Qutaibah berhasil mendirikan masjid besar di Bukhara yang dinamakan Jami Qutaibah. Ia mengirim para hebat fiqih ke rumah-rumah rakyat untuk mengajarkan pemikiran Islam, dan membolehkan menerjemahkan al-Qurān ke dalam bahasa yang dikenal di daerah tersebut.

Keberadaan pemerintahannya yang berpaham komunis yang anti Islam, cukup menjadi kendala bagi perkembangan Islam di Rusia. Chechnya ialah salah satu korban keganasan tentara Rusia. Chechnya merupakan negara kecil di tempat Kaukasus Rusia yang berpenduduk 1,5 juta dan lebih banyak didominasi beragama Islam.

Pasca runtuhnya rezim Bolshevik yang anti-agama pada 1991, umat Islam Rusia berdiri lagi. Kebangkitan umat Islam di Rusia terlihat dari tingginya demam isu menunaikan haji dan umrah, minat mempelajari al-Qurān, serta peningkatan jumlah jemaah dan masjid.

Diperkirakan sebanyak 7.000 masjid berdiri di seluruh Rusia, sementara ketika komunis tumbang hanya ada 100 masjid. Moskwa, dengan sekitar 2,5 juta muslim, menjadikannya sebagai kota dengan penduduk muslim terbesar di Eropa. Saat ini diperkirakan 18 persen dari total penduduk atau 25 juta warga Rusia memeluk agama Islam.

C. Inggris
Inggris termasuk salah satu negara yang cukup cantik perkembangan Islamnya. Hal ini didukung dengan pemindahan Universitas Islam Toledo di Spanyol ke Inggris. Sejak itu Inggris mempunyai Universitas Cambridge dan Oxford. Beberapa organisasi Islam yang ada di Inggris adalah:
  1. The Islamic Council of Europe (Majlis Islam Eropa) berfungsi sebagai pengawas kebudayaan Eropa.
  2. The Union of Moslem Organization (Persatuan Organisasi Islam Inggris).
  3. The Asociation of British Moslems (Perhimpunan Muslim Inggris).
  4. Islamic Fondation dan Moslem Institute. Keduanya bergerak di bidang penelitian, beranggotakan orang-orang Inggris dan imigran.
Islam mempunyai sejarah tersendiri di benua yang sering disebut dengan benua biru ini Perkembangan Islam di Benua Eropa
Di pusat kota London dibangun Central Mosque (Masjid Agung) yang selesai pembangunannya pada tahun 1977 terletak di Regents Park, dan bisa menampung 4000 jamaah.

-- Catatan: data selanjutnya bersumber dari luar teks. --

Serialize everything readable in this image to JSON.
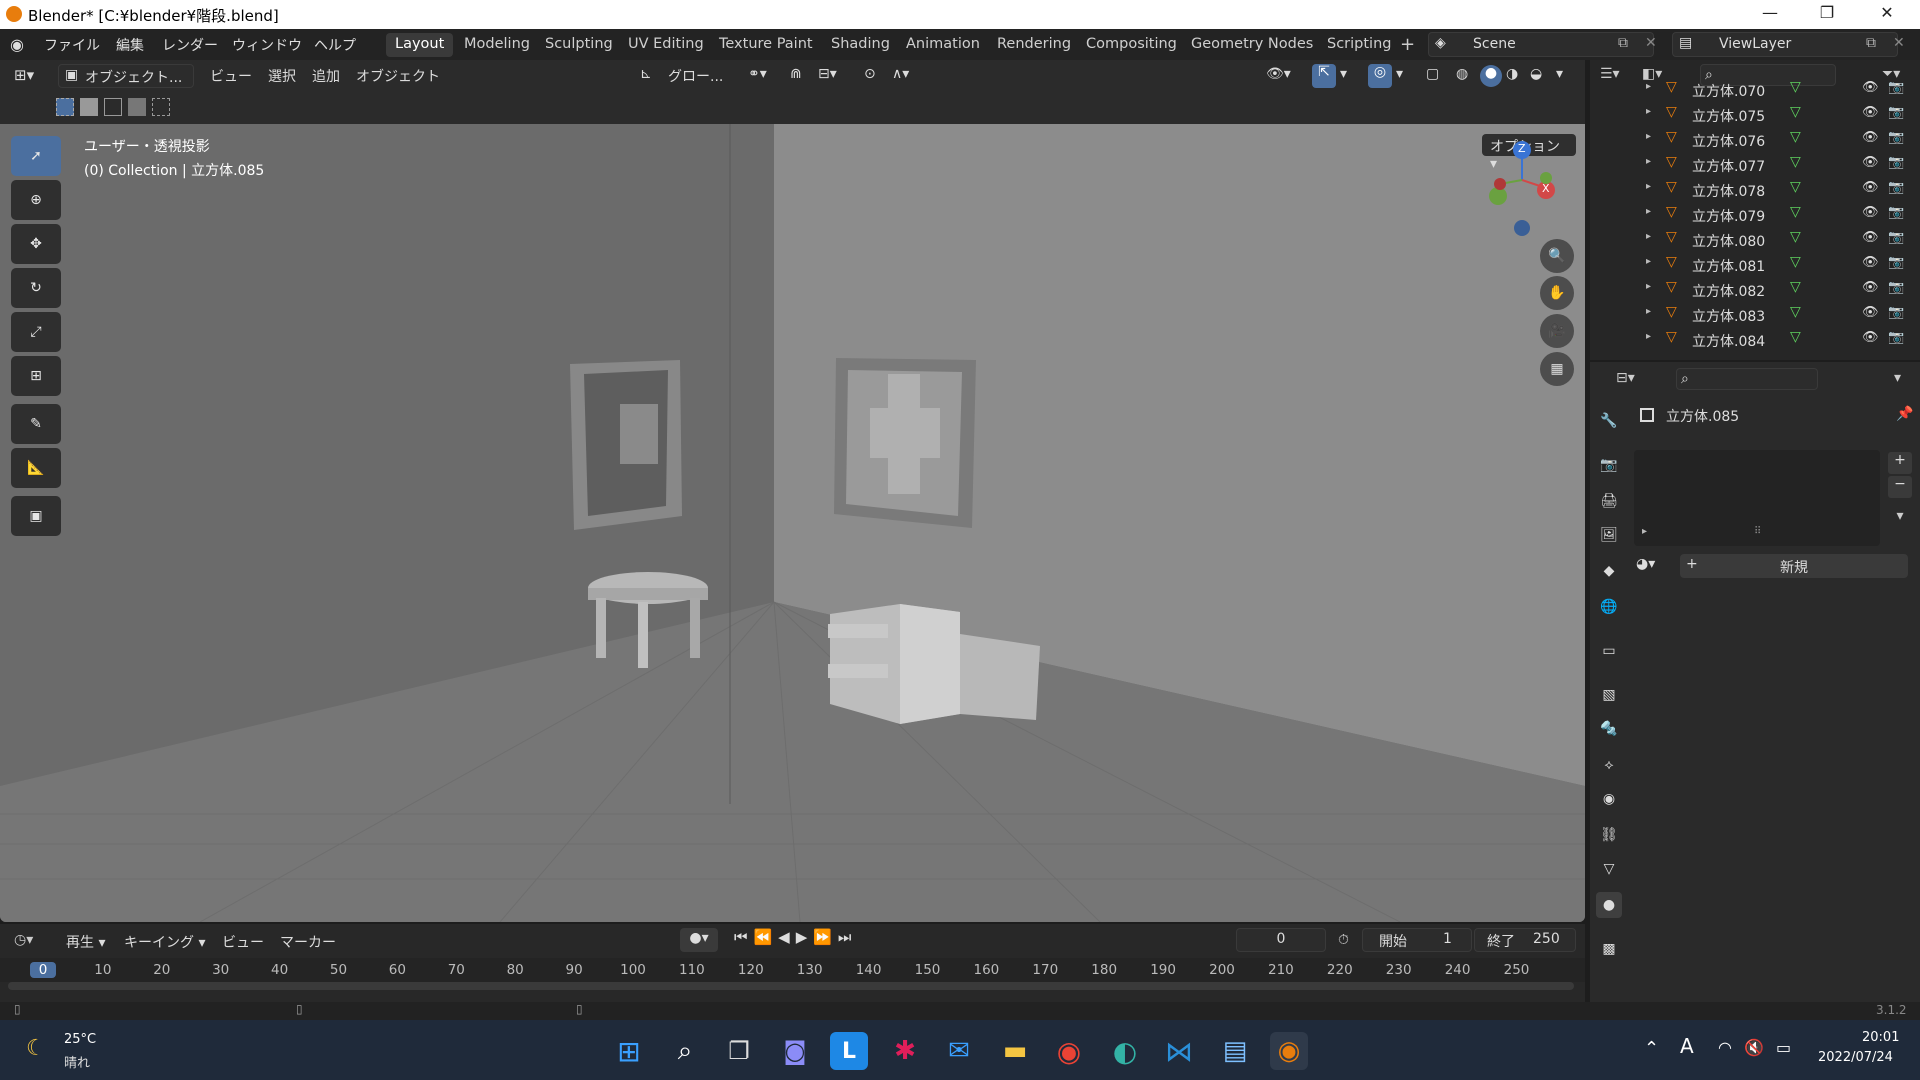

Pemeluk agama Islam di sini selain bangsa Inggris sendiri juga imigran Arab, Turki, Mesir, Cyprus, Yaman, Malaysia dan lain-lain yang jumlahnya ± 1 ½ juta orang (menurut catatan The Union of Moslem Organization), dan di sini agama Islam merupakan agama nomor dua sesudah Kristen.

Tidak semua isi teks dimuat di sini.